There's a tendency to overproject, good and bad, during the first week. Dan Haren got lit up like the Eiffel Tower at the millenium. Chris Young briefly wrested the NL's RBI lead from Albert Pujols and Kelly Johnson's on pace to knock 81 homers. Even Mark McClune conducted a palatable sideline interview.

More sustainably, Miggy Montero's out for a couple months after feeling a pop on his way to first base. He sustained a torn knee meniscus, however the hurt to the team is unclear, as Snyder's the superior glove, and had five RBI's on Sunday. This season's more balanced offense may better absorb the loss of Montero's bat. Snyder's main drawback, really, is he wears his emotions and is not much of an organizational advocate. You could see the blood drain from his face when Hinch was installed, and they've wanted to get rid of him ever since. Now, they need him and will talk about what a pro he is. Incidentally, base stealers are eight for eight against Miggy and Snides so far.

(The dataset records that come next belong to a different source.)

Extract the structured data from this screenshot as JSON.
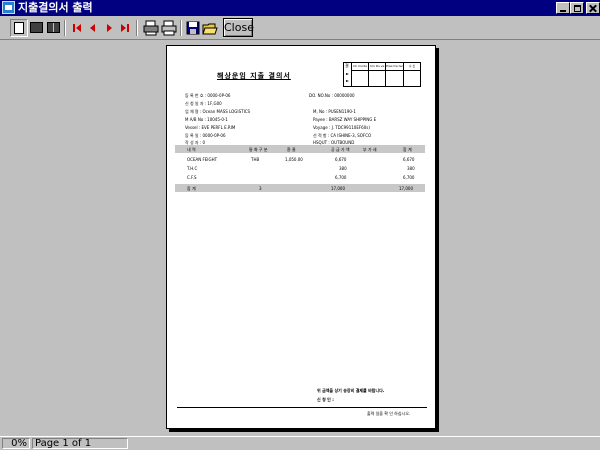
{
  "window": {
    "title": "지출결의서 출력"
  },
  "toolbar": {
    "close_label": "Close"
  },
  "document": {
    "title": "해상운임 지출 결의서",
    "approval_headers": [
      "Ch Conte",
      "Cm Ds ve",
      "Pres tre ter",
      "수 신"
    ],
    "approval_side": "결",
    "fields_left": [
      "등 록 번 호 : 0000-0P-06",
      "신 청 일 자 : 1F,G00",
      "업 체 명 : Ocean MASS LOGISTICS",
      "M A/B No : 10045-0-1",
      "Vessel : EVE PERFL E.RIM",
      "등 록 일 : 0000-0P-06",
      "작 성 자 : 0"
    ],
    "fields_right": [
      "DO. NO.No : 00000000",
      "M, No : PUSEN1190-1",
      "Payee : BARSZ WAY SHIPPING E",
      "Voyage : J. TDC99110EF60s)",
      "선 적 항 : CA ISHINE-3, SOFCO",
      "HSQUT : OUTBOUND"
    ],
    "table_headers": [
      "내 역",
      "통 화 구 분",
      "환 율",
      "공 급 가 액",
      "부 가 세",
      "합 계"
    ],
    "rows": [
      [
        "OCEAN FEIGHT",
        "THB",
        "1,050.00",
        "6,670",
        "",
        "6,670"
      ],
      [
        "T.H.C",
        "",
        "",
        "380",
        "",
        "380"
      ],
      [
        "C.F.S",
        "",
        "",
        "6,700",
        "",
        "6,700"
      ]
    ],
    "total": [
      "합 계",
      "3",
      "",
      "17,000",
      "",
      "17,000"
    ],
    "footer_notice": "위 금액을 상기 송장비 결제를 바랍니다.",
    "footer_sign": "신 청 인 :",
    "footer_final": "출력 일을 확 인 하십시오."
  },
  "status": {
    "percent": "0%",
    "page": "Page 1 of 1"
  },
  "icons": [
    "app-icon",
    "one-page-icon",
    "two-page-icon",
    "multi-page-icon",
    "first-page-icon",
    "prev-page-icon",
    "next-page-icon",
    "last-page-icon",
    "printer-setup-icon",
    "print-icon",
    "save-icon",
    "open-icon"
  ],
  "colors": {
    "titlebar": "#000080",
    "nav_arrows": "#cc0000",
    "chrome": "#c0c0c0"
  }
}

Over the weekend, our Sedona Reds set a franchise attendance low for a Saturday game - 22,400. I mentioned my bit of b-ref research on azcentral.com and, alas, didnt win many friends. Even fewer, when I piled on with the next day's gate (21,093) - the all time franchise low for a Sunday. Besides me, the Sedona Redheads blamed NASCAR and the Pirates. If only they knew the Padres finale was our franchise low (17,673) for a Wednesday!

Not sure exactly what it means yet, in terms of walk up versus other sales, but these are early indications that the season ticket base may be its smallest in thirteen years. Which should give acolytes, who buy the FO mantra about the lowest prices in baseball, pause. Maybe you buy the mantra, but you sure as hell arent buying Derrick Hall's incredibly affordable tickets to watch this ascendant team you adore. Or there arent very many of you. Maybe if Hall and Kendrick provided tangible value to a wider array of fans, instead of bloviating hollow, misleading mantras, their historic and categorical inability to draw valley fans wouldnt be so pronounced.

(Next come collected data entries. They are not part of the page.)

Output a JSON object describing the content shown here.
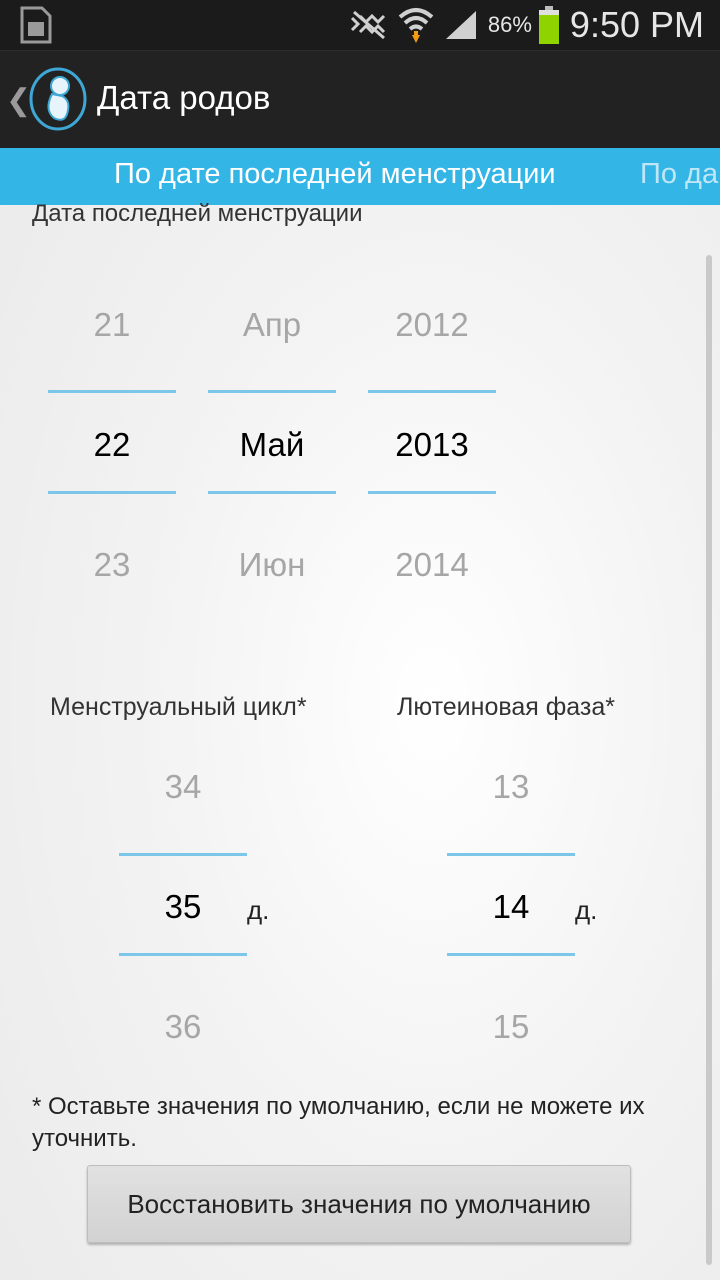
{
  "status_bar": {
    "battery_percent": "86%",
    "time": "9:50 PM",
    "icons": [
      "sim-card-icon",
      "mute-icon",
      "wifi-icon",
      "signal-icon",
      "battery-icon"
    ]
  },
  "action_bar": {
    "title": "Дата родов",
    "icon": "fetus-logo-icon"
  },
  "tabs": {
    "active": "По дате последней менструации",
    "next": "По да"
  },
  "section_title": "Дата последней менструации",
  "date_picker": {
    "day": {
      "prev": "21",
      "selected": "22",
      "next": "23"
    },
    "month": {
      "prev": "Апр",
      "selected": "Май",
      "next": "Июн"
    },
    "year": {
      "prev": "2012",
      "selected": "2013",
      "next": "2014"
    }
  },
  "cycle": {
    "label": "Менструальный цикл*",
    "prev": "34",
    "selected": "35",
    "next": "36",
    "unit": "д."
  },
  "luteal": {
    "label": "Лютеиновая фаза*",
    "prev": "13",
    "selected": "14",
    "next": "15",
    "unit": "д."
  },
  "note": "* Оставьте значения по умолчанию, если не можете их уточнить.",
  "reset_button": "Восстановить значения по умолчанию",
  "colors": {
    "accent": "#33b5e5",
    "picker_line": "#7cc6ea",
    "action_bar": "#222222"
  }
}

While Kendrick and Hall established their tangible Wednesday "record" downtown, I attended the A's game on the wrong side of the tracks in Oakland. It's a crummy, bare bones facility in a miserable slice of town, that makes Chase Field feel like the Taj Mahal. Yet the structurally disadvantaged A's outdrew our sunny Sedonas that day, principally because me and fifteen thousand other cheapskates partook of a $2 seat promotion they've been running on Wednesdays for years. We slid down to the lower bowl and enjoyed a 6-5 nailbiter, when we werent biting into dollar hot dogs. It was a far better value than any game orchestrated by Derrick Hall, baseball's self proclaimed affordability king.

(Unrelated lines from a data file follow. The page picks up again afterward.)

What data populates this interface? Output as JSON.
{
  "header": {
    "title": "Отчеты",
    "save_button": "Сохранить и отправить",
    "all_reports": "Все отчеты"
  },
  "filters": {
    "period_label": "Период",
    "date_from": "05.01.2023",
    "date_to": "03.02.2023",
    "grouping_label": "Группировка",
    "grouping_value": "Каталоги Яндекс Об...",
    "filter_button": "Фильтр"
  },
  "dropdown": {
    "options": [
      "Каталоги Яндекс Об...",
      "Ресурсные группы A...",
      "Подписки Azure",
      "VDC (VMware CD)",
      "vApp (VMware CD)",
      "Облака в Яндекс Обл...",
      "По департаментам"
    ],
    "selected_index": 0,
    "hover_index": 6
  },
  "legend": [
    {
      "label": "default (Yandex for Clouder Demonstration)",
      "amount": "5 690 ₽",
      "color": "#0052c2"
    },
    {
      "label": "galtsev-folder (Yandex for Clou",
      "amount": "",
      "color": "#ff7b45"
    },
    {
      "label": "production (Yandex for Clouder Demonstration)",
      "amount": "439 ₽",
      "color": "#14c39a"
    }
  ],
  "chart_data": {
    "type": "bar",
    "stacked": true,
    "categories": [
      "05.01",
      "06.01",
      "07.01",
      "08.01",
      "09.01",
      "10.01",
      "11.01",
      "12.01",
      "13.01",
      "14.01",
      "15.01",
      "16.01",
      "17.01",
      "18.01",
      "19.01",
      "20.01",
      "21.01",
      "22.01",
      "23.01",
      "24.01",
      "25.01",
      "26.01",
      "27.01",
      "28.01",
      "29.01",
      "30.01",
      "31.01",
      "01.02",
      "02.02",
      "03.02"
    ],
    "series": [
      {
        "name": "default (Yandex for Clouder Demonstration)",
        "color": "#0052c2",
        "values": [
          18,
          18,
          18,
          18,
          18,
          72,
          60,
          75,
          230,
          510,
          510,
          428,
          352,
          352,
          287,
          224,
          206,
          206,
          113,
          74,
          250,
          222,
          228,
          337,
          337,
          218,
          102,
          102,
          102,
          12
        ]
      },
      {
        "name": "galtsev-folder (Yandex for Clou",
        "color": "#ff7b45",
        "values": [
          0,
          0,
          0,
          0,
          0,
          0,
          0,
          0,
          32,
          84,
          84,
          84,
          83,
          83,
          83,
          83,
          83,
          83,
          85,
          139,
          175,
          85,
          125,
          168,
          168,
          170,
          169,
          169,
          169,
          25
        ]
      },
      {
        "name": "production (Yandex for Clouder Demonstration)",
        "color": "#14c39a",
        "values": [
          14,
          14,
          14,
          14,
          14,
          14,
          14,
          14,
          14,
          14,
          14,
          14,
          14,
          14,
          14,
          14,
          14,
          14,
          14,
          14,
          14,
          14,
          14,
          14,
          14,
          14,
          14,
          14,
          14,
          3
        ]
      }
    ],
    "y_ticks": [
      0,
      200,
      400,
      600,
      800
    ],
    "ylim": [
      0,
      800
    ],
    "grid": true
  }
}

In winning two of three from the Padres, the offense averaged just under five runs at home against Garland, Young and Correia. Not bad. Pirates' ace Zach Duke tamed the bats convincingly (as did Young, above), and the Dbacks went hog wild against Pittsburg's back end, Morton and McCutcheon. McCutcheon's already in Triple AAA. The good news is they still bashed these guys. That's what good hitting teams do, and you take your chances with the better pitchers. The bad or temperate news is that Arizona hasnt faced much of that yet.

Gonzo provided color on a telecast or two and seems more comfortable in the booth. He's still cliche ridden and not terribly interesting, but better than before and certainly easier on the ears than Matt Williams. His presence, and relative ease representing today's organization is a critical marketing bridge for this front office, even moreso in light of valley resident Randy Johnson's rather clear preference for the Seattle organization.